To make your network perform better, you can always deepen it (more layers), widen it (more units per hidden layer) and/or add more nonlinear activation functions for your layers to be able to map to a wider range of values.

Also, I believe the reason why you originally got so many repeated values is due to the size of your network. Apparently, each of the data points has roughly 20,000 features (pretty large feature space); the size of your network is too small and the possible space of output values that can be mapped to is consequently smaller. I did some testing with some larger hidden unit layers (and bumped up the number of layers) and was able to see that the prediction values did vary: [0.519], [0.41], [0.37]...

It is also understandable that your network performance varies so because the number of features that you have is about 50 times the size of your training (usually you would like a smaller proportion). Keep in mind that training for too many epochs (like more than 10) for so small training and test dataset to see improvements in loss is not great practice as you can seriously overfit and is probably a sign that your network needs to be wider/deeper.

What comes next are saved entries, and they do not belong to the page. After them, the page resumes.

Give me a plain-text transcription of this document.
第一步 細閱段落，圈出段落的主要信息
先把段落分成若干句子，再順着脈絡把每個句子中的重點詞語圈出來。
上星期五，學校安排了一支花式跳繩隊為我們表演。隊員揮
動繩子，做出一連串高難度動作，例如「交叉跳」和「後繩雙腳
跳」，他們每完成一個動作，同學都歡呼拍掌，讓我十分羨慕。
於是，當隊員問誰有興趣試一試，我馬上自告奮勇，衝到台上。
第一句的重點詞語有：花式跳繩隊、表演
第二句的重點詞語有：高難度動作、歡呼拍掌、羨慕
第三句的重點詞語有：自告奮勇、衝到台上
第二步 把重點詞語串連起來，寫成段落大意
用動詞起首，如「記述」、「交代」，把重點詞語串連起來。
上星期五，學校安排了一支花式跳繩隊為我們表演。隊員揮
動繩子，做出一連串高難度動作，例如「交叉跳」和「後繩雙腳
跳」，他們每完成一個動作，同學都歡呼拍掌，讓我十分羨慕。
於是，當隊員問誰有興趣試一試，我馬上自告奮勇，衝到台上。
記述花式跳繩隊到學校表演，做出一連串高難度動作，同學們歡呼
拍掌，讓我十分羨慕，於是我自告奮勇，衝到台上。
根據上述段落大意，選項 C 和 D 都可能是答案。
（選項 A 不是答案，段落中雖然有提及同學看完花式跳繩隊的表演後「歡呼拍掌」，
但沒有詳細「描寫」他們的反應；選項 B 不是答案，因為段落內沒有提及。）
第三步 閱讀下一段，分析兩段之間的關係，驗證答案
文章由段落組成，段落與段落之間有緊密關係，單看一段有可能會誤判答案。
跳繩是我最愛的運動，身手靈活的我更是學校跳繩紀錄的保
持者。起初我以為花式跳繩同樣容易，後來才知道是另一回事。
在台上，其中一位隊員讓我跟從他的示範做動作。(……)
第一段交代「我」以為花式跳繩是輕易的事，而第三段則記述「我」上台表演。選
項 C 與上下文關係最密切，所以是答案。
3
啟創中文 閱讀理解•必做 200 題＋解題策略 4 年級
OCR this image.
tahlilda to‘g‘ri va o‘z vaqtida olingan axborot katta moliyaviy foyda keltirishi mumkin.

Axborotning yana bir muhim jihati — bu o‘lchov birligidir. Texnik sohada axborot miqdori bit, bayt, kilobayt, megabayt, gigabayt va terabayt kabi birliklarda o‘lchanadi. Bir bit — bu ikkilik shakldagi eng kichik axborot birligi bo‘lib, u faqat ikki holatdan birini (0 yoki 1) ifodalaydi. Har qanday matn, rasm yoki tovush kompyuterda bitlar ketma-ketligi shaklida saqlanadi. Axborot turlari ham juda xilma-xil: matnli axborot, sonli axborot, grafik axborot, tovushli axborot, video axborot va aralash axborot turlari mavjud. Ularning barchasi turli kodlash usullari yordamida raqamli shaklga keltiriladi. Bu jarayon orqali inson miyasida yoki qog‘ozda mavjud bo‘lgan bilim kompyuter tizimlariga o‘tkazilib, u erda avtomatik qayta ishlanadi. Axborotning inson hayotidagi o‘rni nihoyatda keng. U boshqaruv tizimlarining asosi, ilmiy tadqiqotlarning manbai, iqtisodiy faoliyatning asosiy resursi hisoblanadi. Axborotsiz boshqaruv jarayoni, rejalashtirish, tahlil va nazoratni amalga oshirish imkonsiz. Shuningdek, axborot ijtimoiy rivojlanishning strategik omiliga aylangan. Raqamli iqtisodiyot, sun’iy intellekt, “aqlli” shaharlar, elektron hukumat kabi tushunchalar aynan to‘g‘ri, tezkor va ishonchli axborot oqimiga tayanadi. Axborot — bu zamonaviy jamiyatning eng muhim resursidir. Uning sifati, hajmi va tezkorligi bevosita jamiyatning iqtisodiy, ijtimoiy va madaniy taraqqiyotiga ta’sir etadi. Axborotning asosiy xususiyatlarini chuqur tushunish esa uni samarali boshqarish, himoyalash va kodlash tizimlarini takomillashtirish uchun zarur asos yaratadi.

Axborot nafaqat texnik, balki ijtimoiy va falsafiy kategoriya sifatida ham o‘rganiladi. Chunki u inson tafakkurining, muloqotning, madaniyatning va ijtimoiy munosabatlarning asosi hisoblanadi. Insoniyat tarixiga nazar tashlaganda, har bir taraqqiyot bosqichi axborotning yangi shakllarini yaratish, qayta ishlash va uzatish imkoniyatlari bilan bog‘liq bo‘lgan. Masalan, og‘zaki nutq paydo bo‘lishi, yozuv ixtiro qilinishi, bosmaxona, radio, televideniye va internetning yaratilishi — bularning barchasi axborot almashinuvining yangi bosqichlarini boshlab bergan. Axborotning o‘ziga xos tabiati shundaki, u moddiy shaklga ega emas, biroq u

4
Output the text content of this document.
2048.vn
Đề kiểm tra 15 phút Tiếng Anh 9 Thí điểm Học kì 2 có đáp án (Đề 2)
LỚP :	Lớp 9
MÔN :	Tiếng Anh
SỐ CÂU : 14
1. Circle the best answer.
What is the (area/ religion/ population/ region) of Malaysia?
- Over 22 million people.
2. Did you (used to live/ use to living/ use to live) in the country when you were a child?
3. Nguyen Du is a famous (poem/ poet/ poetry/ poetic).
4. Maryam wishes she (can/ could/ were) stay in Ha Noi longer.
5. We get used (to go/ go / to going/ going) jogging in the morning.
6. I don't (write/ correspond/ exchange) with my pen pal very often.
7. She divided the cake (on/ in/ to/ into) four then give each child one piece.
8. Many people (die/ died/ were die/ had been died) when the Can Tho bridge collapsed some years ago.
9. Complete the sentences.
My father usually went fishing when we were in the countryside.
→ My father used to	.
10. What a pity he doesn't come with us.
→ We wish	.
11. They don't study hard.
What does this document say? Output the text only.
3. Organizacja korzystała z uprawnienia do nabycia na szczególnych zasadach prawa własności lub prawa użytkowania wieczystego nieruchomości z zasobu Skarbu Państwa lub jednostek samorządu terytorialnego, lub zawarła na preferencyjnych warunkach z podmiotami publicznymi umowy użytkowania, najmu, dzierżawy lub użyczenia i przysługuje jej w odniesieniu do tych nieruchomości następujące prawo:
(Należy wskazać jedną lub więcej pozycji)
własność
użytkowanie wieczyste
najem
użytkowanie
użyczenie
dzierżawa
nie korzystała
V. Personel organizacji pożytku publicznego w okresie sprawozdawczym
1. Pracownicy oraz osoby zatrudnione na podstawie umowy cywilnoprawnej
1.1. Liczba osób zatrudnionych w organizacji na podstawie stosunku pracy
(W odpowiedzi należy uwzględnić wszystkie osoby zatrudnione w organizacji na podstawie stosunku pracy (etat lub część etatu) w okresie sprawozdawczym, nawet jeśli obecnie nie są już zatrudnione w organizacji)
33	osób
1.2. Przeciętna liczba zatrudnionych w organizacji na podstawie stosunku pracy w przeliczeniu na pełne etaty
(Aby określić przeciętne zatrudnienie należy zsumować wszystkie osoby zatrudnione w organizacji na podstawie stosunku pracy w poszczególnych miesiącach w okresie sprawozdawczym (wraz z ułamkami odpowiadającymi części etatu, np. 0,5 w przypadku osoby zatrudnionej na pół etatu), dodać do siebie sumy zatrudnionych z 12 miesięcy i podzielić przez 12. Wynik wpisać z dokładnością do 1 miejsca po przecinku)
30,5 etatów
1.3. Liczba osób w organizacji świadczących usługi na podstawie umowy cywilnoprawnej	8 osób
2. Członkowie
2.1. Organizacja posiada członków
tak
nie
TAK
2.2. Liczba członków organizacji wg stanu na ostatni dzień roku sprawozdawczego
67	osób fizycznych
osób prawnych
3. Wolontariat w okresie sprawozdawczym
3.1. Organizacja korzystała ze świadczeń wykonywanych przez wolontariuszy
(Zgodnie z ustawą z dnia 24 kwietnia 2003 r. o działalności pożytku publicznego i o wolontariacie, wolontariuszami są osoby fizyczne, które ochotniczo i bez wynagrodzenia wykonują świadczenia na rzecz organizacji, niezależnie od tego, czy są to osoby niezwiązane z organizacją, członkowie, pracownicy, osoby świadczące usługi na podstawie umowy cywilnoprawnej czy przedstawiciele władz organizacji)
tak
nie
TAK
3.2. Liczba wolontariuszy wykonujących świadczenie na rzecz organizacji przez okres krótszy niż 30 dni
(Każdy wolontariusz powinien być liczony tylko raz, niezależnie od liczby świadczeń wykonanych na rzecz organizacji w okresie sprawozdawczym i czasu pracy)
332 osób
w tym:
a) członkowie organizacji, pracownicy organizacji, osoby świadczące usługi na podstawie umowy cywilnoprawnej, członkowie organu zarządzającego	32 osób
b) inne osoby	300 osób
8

All of these factors, such as layer size, hidden unit size and even number of epochs can be treated as hyperparameters. In other words, hold out some percentage of your training data as part of your validation split, go one by one through the each category of factors and optimize to get the highest validation accuracy. To be fair, your training set is not too high, but I believe you should hold out some 10-20% of the training as a sort of validation set to tune these hyperparameters given that you have such a large number of features per data point. At the end of this process, you should be able to determine your true test accuracy. This is how I would optimize to get the best performance of this network. Hope this helps.